对于宏DECLARE_PER_CPU(type, name)同样展开就是:

extern __attribute__((section(.data..percpu))) __typeof__(type) name

由此看来per-cpu变量的静态定义就是用这个宏在.data..percpu段中定义一个per-cpu变量。那么在编译的时候这个段就会被编译进内核镜像,.data..percpu段的起始地址为__per_cpu_start,结束地址为 __per_cpu_end,这两个地址符号定义在linux内核链接脚本中(arch/arm/kernel/vmlinux.lds)。

还记得前面说过per-cpu变量是每个CPU对应有一个副本,可是这里明明只定义了一个变量到.data..percpu段中,这是怎么回事呢?

原来linux启动后start_kernel会调用setup_per_cpu_areas函数来初始化系统第一个chunk,在这个函数中会把.data..percpu段中的变量数据copy到每个CPU在该chunk内对应的内存中。

setup_per_cpu_areas实现在(mm/percpu.c)

void __init setup_per_cpu_areas(void)
{
	unsigned long delta;
	unsigned int cpu;
	int rc;

	/*
	 * Always reserve area for module percpu variables.  That's
	 * what the legacy allocator did.
	 */
	rc = pcpu_embed_first_chunk(PERCPU_MODULE_RESERVE,
				    PERCPU_DYNAMIC_RESERVE, PAGE_SIZE, NULL,
				    pcpu_dfl_fc_alloc, pcpu_dfl_fc_free);
	if (rc < 0)
		panic("Failed to initialize percpu areas.");

	delta = (unsigned long)pcpu_base_addr - (unsigned long)__per_cpu_start;
	for_each_possible_cpu(cpu)
		__per_cpu_offset[cpu] = delta + pcpu_unit_offsets[cpu];
}
函数首先调用pcpu_embed_first_chunk创建系统第一个chunk,然后初始化__per_cpu_offset[]数组。先来看 pcpu_embed_first_chunk的实现,这个函数比较长,因此分段来看:

int __init pcpu_embed_first_chunk(size_t reserved_size, size_t dyn_size,
				  size_t atom_size,
				  pcpu_fc_cpu_distance_fn_t cpu_distance_fn,
				  pcpu_fc_alloc_fn_t alloc_fn,
				  pcpu_fc_free_fn_t free_fn)
{
	void *base = (void *)ULONG_MAX;
	void **areas = NULL;
	struct pcpu_alloc_info *ai;
	size_t size_sum, areas_size, max_distance;
	int group, i, rc;

	ai = pcpu_build_alloc_info(reserved_size, dyn_size, atom_size,
				   cpu_distance_fn);
	if (IS_ERR(ai))
		return PTR_ERR(ai);
            ... ...
}
参数reserved_size和dyn_size分别表示这个chunk中用于为reserved分配保留的空间和用于为动态分配保留的空间的大小,这两个参数由setup_per_cpu_areas直接传递。

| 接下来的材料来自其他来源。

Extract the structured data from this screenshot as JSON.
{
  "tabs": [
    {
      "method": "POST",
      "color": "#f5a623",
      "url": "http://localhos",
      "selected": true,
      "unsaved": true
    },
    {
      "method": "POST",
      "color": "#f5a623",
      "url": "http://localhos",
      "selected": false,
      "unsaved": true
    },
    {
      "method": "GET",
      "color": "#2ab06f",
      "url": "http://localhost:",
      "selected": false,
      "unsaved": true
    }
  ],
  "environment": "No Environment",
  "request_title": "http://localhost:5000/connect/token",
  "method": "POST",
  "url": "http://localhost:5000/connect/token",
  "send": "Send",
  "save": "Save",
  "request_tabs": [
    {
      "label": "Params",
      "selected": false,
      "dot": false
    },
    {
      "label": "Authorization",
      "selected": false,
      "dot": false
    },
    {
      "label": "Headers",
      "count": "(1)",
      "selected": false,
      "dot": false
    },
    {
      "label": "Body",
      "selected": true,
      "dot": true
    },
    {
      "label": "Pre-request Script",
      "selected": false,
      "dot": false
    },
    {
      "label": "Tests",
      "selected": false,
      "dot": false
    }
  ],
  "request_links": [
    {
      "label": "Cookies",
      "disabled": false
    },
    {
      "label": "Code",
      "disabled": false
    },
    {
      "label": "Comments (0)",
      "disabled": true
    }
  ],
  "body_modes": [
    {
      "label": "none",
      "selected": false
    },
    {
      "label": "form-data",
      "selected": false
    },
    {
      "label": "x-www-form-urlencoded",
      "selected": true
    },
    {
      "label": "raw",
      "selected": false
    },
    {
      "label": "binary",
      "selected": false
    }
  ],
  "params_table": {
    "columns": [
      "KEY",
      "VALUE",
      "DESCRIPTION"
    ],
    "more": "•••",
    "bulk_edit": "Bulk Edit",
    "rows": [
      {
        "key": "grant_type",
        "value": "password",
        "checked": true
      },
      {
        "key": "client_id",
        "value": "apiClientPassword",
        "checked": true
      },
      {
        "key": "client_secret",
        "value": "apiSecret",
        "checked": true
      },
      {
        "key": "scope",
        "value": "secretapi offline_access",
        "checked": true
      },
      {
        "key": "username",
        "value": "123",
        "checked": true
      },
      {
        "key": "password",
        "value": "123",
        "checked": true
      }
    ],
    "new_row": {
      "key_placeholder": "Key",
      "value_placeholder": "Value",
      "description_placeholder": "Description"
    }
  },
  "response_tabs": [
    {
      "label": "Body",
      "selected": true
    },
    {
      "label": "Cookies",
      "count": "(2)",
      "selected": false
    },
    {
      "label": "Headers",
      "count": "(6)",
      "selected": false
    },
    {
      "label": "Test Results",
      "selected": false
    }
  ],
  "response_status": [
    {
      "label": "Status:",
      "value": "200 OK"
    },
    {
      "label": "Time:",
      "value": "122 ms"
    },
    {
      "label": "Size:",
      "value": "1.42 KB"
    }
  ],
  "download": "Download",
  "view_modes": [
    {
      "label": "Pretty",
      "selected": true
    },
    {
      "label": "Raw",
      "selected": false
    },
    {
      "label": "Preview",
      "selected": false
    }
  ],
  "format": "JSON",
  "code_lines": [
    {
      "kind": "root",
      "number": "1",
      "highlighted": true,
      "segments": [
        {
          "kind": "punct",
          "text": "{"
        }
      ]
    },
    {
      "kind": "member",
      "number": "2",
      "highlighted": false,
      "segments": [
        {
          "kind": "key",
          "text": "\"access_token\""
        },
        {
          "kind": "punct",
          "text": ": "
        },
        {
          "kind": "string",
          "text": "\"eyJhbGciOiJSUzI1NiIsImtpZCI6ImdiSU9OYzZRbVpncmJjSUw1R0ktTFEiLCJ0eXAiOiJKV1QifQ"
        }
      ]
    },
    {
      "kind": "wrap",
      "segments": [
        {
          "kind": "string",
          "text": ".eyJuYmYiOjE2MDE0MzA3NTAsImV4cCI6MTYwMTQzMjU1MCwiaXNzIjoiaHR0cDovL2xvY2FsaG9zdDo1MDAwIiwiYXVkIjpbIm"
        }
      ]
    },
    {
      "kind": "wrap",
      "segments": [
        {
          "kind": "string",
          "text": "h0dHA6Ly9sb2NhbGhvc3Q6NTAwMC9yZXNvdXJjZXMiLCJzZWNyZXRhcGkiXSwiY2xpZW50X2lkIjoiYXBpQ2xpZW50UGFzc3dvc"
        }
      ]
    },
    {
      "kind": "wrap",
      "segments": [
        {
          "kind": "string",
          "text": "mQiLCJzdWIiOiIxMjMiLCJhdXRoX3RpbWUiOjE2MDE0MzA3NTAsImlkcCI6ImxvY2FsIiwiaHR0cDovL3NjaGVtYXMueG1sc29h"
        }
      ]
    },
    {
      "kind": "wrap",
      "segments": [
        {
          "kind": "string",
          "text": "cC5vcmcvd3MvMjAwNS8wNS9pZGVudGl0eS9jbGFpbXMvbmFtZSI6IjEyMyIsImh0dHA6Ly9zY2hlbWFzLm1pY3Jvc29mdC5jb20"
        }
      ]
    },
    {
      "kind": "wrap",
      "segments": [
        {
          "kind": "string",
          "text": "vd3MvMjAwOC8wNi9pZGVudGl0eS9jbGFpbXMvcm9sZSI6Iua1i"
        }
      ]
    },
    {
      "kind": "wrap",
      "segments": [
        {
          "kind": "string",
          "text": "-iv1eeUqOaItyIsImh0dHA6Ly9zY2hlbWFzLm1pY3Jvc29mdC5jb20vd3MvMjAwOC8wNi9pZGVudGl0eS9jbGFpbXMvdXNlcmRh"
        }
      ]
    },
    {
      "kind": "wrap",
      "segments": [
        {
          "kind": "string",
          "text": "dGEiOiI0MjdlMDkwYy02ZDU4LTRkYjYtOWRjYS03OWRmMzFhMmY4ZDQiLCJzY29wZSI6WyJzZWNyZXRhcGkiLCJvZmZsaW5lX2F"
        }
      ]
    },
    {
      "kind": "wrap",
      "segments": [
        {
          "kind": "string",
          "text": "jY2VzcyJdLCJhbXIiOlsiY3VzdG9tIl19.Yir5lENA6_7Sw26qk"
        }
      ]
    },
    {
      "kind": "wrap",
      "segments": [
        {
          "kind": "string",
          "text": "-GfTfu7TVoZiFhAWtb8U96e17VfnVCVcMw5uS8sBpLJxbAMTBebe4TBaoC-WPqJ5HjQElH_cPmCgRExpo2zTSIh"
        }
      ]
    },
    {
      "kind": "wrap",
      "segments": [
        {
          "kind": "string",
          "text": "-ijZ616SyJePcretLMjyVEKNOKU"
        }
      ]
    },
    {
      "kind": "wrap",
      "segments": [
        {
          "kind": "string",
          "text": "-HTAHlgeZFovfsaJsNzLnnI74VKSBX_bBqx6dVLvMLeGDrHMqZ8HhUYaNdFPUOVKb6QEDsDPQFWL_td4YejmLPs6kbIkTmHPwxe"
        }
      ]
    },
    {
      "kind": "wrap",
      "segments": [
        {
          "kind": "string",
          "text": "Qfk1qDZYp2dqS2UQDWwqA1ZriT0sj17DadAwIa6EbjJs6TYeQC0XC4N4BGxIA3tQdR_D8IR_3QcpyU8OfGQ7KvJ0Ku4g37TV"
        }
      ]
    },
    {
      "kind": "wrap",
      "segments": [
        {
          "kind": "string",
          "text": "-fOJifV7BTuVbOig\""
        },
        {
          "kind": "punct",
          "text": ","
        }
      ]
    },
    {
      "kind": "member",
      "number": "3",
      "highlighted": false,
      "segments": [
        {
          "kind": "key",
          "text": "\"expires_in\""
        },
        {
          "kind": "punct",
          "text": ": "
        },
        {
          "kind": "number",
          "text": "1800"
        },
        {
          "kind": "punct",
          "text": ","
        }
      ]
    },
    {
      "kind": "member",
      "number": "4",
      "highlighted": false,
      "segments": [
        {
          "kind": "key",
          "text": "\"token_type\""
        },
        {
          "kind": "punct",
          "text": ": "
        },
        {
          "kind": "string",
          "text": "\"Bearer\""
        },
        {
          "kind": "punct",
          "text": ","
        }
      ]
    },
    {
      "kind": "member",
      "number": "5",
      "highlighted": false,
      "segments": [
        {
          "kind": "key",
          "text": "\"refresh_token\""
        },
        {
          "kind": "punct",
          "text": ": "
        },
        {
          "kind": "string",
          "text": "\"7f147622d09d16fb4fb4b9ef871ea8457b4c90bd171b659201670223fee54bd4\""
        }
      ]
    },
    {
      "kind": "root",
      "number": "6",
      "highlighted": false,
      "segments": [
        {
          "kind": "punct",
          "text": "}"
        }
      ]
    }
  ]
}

参数atom_size用于对齐,这里传入的是PAGE_SIZE也就是页对齐。参数 cpu_distance_fn是可选的,用于计算cpu之间的distance,这里传入NULL. (cpu_distance_fn: callback to determine distance between cpus, optional),最后两个参数也是函数指针,用于分配和释放内存,分别为pcpu_dfl_fc_alloc和pcpu_dfl_fc_free,实现如下:

static void * __init pcpu_dfl_fc_alloc(unsigned int cpu, size_t size,
				       size_t align)
{
	return __alloc_bootmem_nopanic(size, align, __pa(MAX_DMA_ADDRESS));
}

static void __init pcpu_dfl_fc_free(void *ptr, size_t size)
{
	free_bootmem(__pa(ptr), size);
}
这两个函数用于在系统刚刚初始化的时候分配与释放内存。

pcpu_embed_first_chunk函数先调用pcpu_build_alloc_info函数来收集alloc info信息,这个函数也比较长,分段来看:

static struct pcpu_alloc_info * __init pcpu_build_alloc_info(
				size_t reserved_size, size_t dyn_size,
				size_t atom_size,
				pcpu_fc_cpu_distance_fn_t cpu_distance_fn)
{
	static int group_map[NR_CPUS] __initdata;
	static int group_cnt[NR_CPUS] __initdata;
	const size_t static_size = __per_cpu_end - __per_cpu_start;
	int nr_groups = 1, nr_units = 0;
	size_t size_sum, min_unit_size, alloc_size;
	int upa, max_upa, uninitialized_var(best_upa);	/* units_per_alloc */
	int last_allocs, group, unit;
	unsigned int cpu, tcpu;
	struct pcpu_alloc_info *ai;
	unsigned int *cpu_map;

	/* this function may be called multiple times */
	memset(group_map, 0, sizeof(group_map));
	memset(group_cnt, 0, sizeof(group_cnt));

	/* calculate size_sum and ensure dyn_size is enough for early alloc */
	size_sum = PFN_ALIGN(static_size + reserved_size +
			    max_t(size_t, dyn_size, PERCPU_DYNAMIC_EARLY_SIZE));
	dyn_size = size_sum - static_size - reserved_size;

	/*
	 * Determine min_unit_size, alloc_size and max_upa such that
	 * alloc_size is multiple of atom_size and is the smallest
	 * which can accommodate 4k aligned segments which are equal to
	 * or larger than min_unit_size.
	 */
	min_unit_size = max_t(size_t, size_sum, PCPU_MIN_UNIT_SIZE);

	alloc_size = roundup(min_unit_size, atom_size);
            ... ...

static int group_map[NR_CPUS], static int group_cnt[NR_CPUS]两个数组是计算cpu分组用的, group_map[]记录每个cpu到对应group的映射,group_cnt[]记录每个group对应的cpu数量。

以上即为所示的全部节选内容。